Les affaires vont mieux chez Bell Textron Canada, mais des commandes sont en péril à cause de la taxe de luxe que veut implanter Ottawa sur des produits de luxe comme les hélicoptères privés tandis que d’autres contrats ont été annulés dans la foulée de l’imposition des récentes sanctions canadiennes contre la Russie.

À terme, la mesure fiscale annoncée par le gouvernement Trudeau en 2021, et qui doit en principe entrer en vigueur le 1er septembre, risque de ralentir la croissance de l’industrie aéronautique, qui se remet à peine des secousses de la pandémie, déplore le président du constructeur d’hélicoptères, Steeve Lavoie.

« On a des clients qui sont prêts à acheter, mais qui attendent de voir ce qui va arriver avec la taxe de luxe, a-t-il dit, en marge d’une allocution devant le Cercle canadien de Montréal. Ils pourraient changer de décision.

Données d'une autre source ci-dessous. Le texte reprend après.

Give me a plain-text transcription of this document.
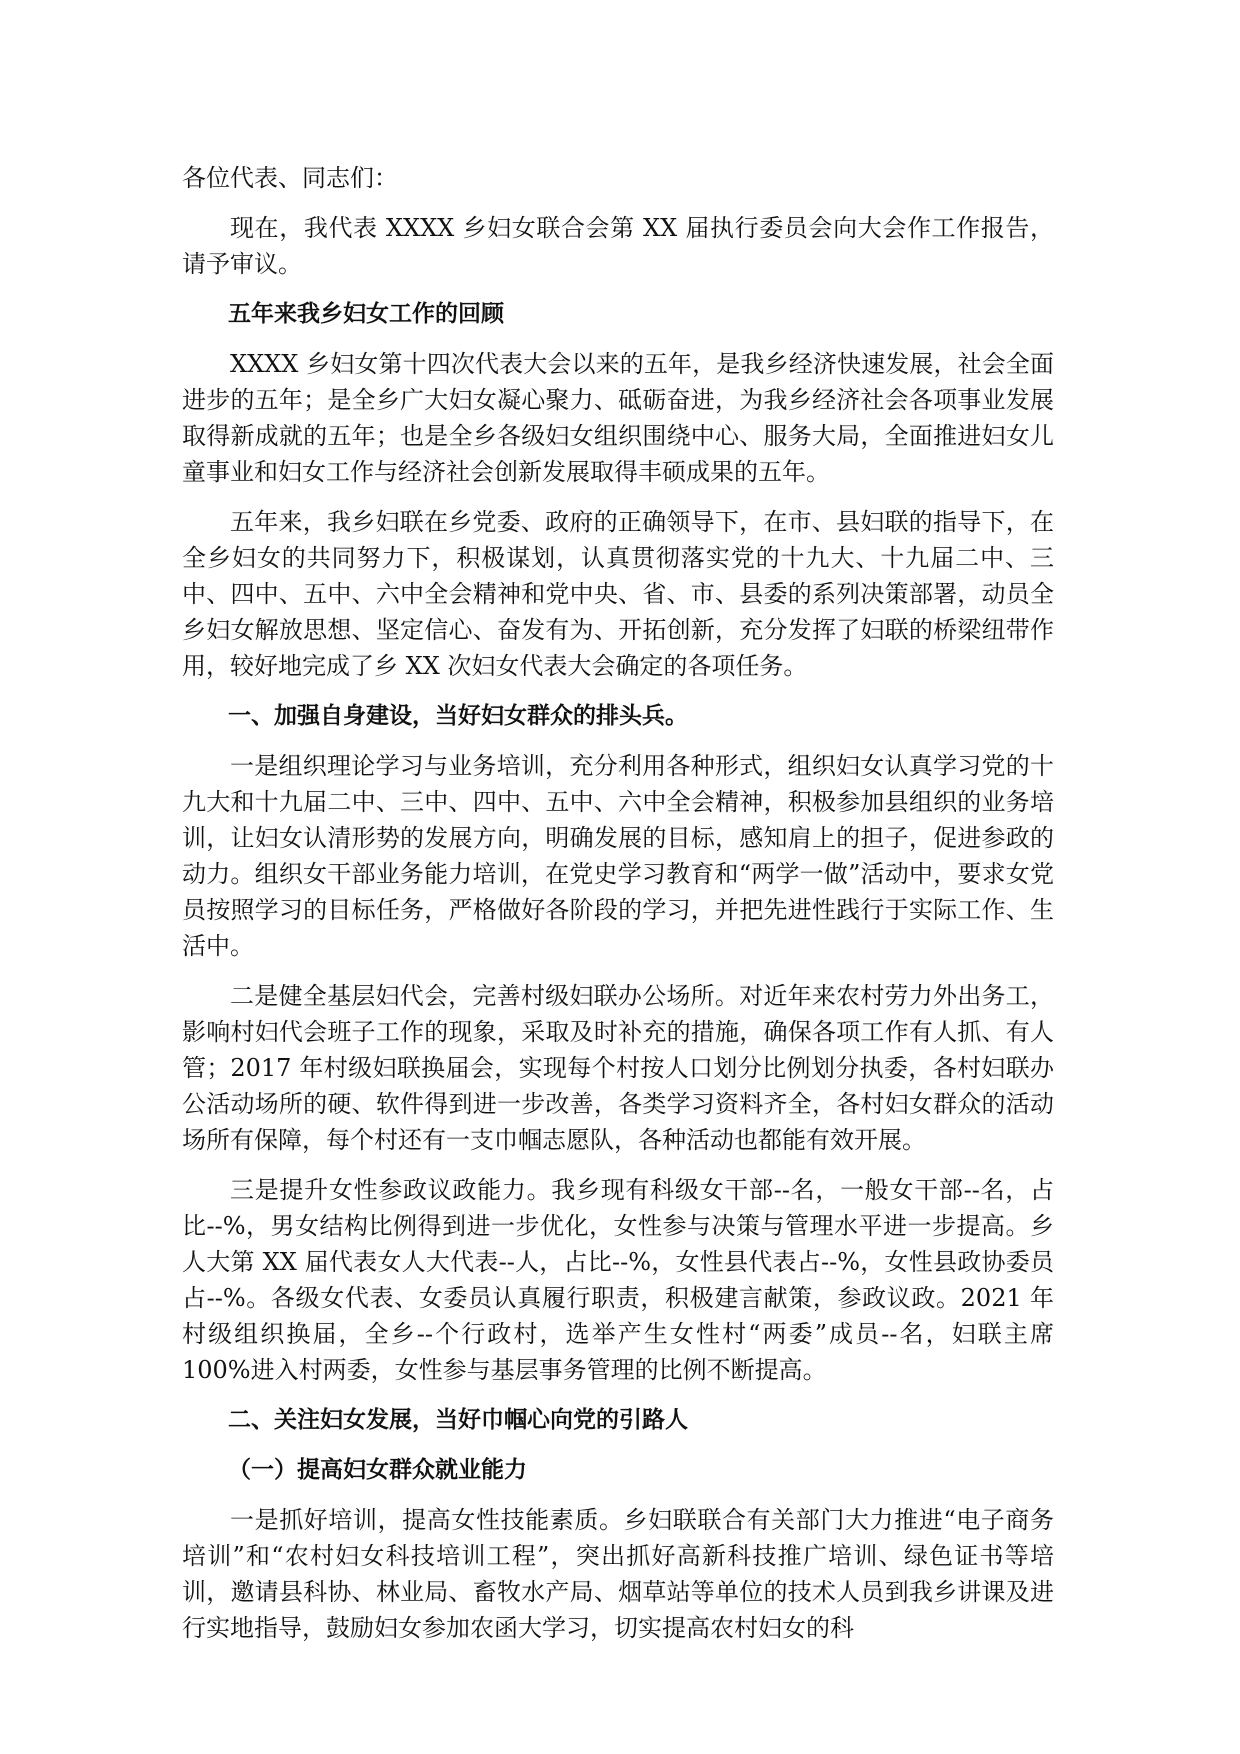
各位代表、同志们：

现在，我代表 XXXX 乡妇女联合会第 XX 届执行委员会向大会作工作报告，请予审议。

五年来我乡妇女工作的回顾

XXXX 乡妇女第十四次代表大会以来的五年，是我乡经济快速发展，社会全面进步的五年；是全乡广大妇女凝心聚力、砥砺奋进，为我乡经济社会各项事业发展取得新成就的五年；也是全乡各级妇女组织围绕中心、服务大局，全面推进妇女儿童事业和妇女工作与经济社会创新发展取得丰硕成果的五年。

五年来，我乡妇联在乡党委、政府的正确领导下，在市、县妇联的指导下，在全乡妇女的共同努力下，积极谋划，认真贯彻落实党的十九大、十九届二中、三中、四中、五中、六中全会精神和党中央、省、市、县委的系列决策部署，动员全乡妇女解放思想、坚定信心、奋发有为、开拓创新，充分发挥了妇联的桥梁纽带作用，较好地完成了乡 XX 次妇女代表大会确定的各项任务。

一、加强自身建设，当好妇女群众的排头兵。

一是组织理论学习与业务培训，充分利用各种形式，组织妇女认真学习党的十九大和十九届二中、三中、四中、五中、六中全会精神，积极参加县组织的业务培训，让妇女认清形势的发展方向，明确发展的目标，感知肩上的担子，促进参政的动力。组织女干部业务能力培训，在党史学习教育和“两学一做”活动中，要求女党员按照学习的目标任务，严格做好各阶段的学习，并把先进性践行于实际工作、生活中。

二是健全基层妇代会，完善村级妇联办公场所。对近年来农村劳力外出务工，影响村妇代会班子工作的现象，采取及时补充的措施，确保各项工作有人抓、有人管；2017 年村级妇联换届会，实现每个村按人口划分比例划分执委，各村妇联办公活动场所的硬、软件得到进一步改善，各类学习资料齐全，各村妇女群众的活动场所有保障，每个村还有一支巾帼志愿队，各种活动也都能有效开展。

三是提升女性参政议政能力。我乡现有科级女干部--名，一般女干部--名，占比--%，男女结构比例得到进一步优化，女性参与决策与管理水平进一步提高。乡人大第 XX 届代表女人大代表--人，占比--%，女性县代表占--%，女性县政协委员占--%。各级女代表、女委员认真履行职责，积极建言献策，参政议政。2021 年村级组织换届，全乡--个行政村，选举产生女性村“两委”成员--名，妇联主席 100%进入村两委，女性参与基层事务管理的比例不断提高。

二、关注妇女发展，当好巾帼心向党的引路人

（一）提高妇女群众就业能力

一是抓好培训，提高女性技能素质。乡妇联联合有关部门大力推进“电子商务培训”和“农村妇女科技培训工程”，突出抓好高新科技推广培训、绿色证书等培训，邀请县科协、林业局、畜牧水产局、烟草站等单位的技术人员到我乡讲课及进行实地指导，鼓励妇女参加农函大学习，切实提高农村妇女的科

On a plusieurs clients comme ça. »

M. Lavoie avait brièvement abordé le sujet devant un parterre de gens d’affaires après avoir présenté les ambitions de Bell Textron Canada dans le créneau du décollage vertical, notamment en ce qui a trait aux drones destinés à la livraison ainsi qu’aux appareils qui pourront être utilisés comme des taxis aériens – qui ne sont pas encore prêts à voir le jour.

Après Bombardier en février dernier, le constructeur d’hélicoptères – qui fait partie du conglomérat américain Textron – est le deuxième grand employeur de l’industrie aéronautique québécoise à s’opposer à certaines modalités de la taxe pour les voitures et aéronefs qui se vendent plus de 100 000 $ et les yachts qui coûtent plus de 250 000 $.

Lisez l’article « Des profits, des rappels d’employés et une taxe qui préoccupe »

Le taux varierait entre 10 et 20 %. Le gouvernement Trudeau estime pouvoir récolter environ 750 millions d’ici 2026-2027 grâce à cette mesure. Des consultations sont en cours.

Emplois en sécurité

M. Lavoie n’a pas voulu dire combien de commandes risquent d’être annulées. L’entreprise établie en bordure de l’autoroute 15 à Mirabel s’attend à livrer 200 hélicoptères civils cette année, soit 30 % de plus par rapport à l’an dernier et un peu plus qu’en 2019 – avant la crise sanitaire.

Je ne pense pas que [la taxe] va nous ramener en arrière. Mais elle va nous faire perdre le contact avec notre base de clients canadiens. Si elle se rétrécit, le lien de réciprocité que l’on a avec eux […], bien, on va perdre ça.

Steeve Lavoie, président de Bell Textron Canada

Bell Textron Canada compte environ 1300 employés à Mirabel, ce qui comprend les quelque 150 embauches réalisées au cours des derniers mois. La clientèle de l’entreprise étant diversifiée – gouvernements, corps policiers et autres services d’urgence –, elle ne mise pas seulement sur les gens fortunés pour acheter ses produits, a souligné M. Lavoie. Des mises à pied ne semblent donc pas prévues.

L’effectif de l’usine de Mirabel a déjà été de près de 2000 personnes, mais la fin de la dernière décennie avait été marquée par quelques vagues de licenciements, ce qui avait fait plonger le nombre de travailleurs.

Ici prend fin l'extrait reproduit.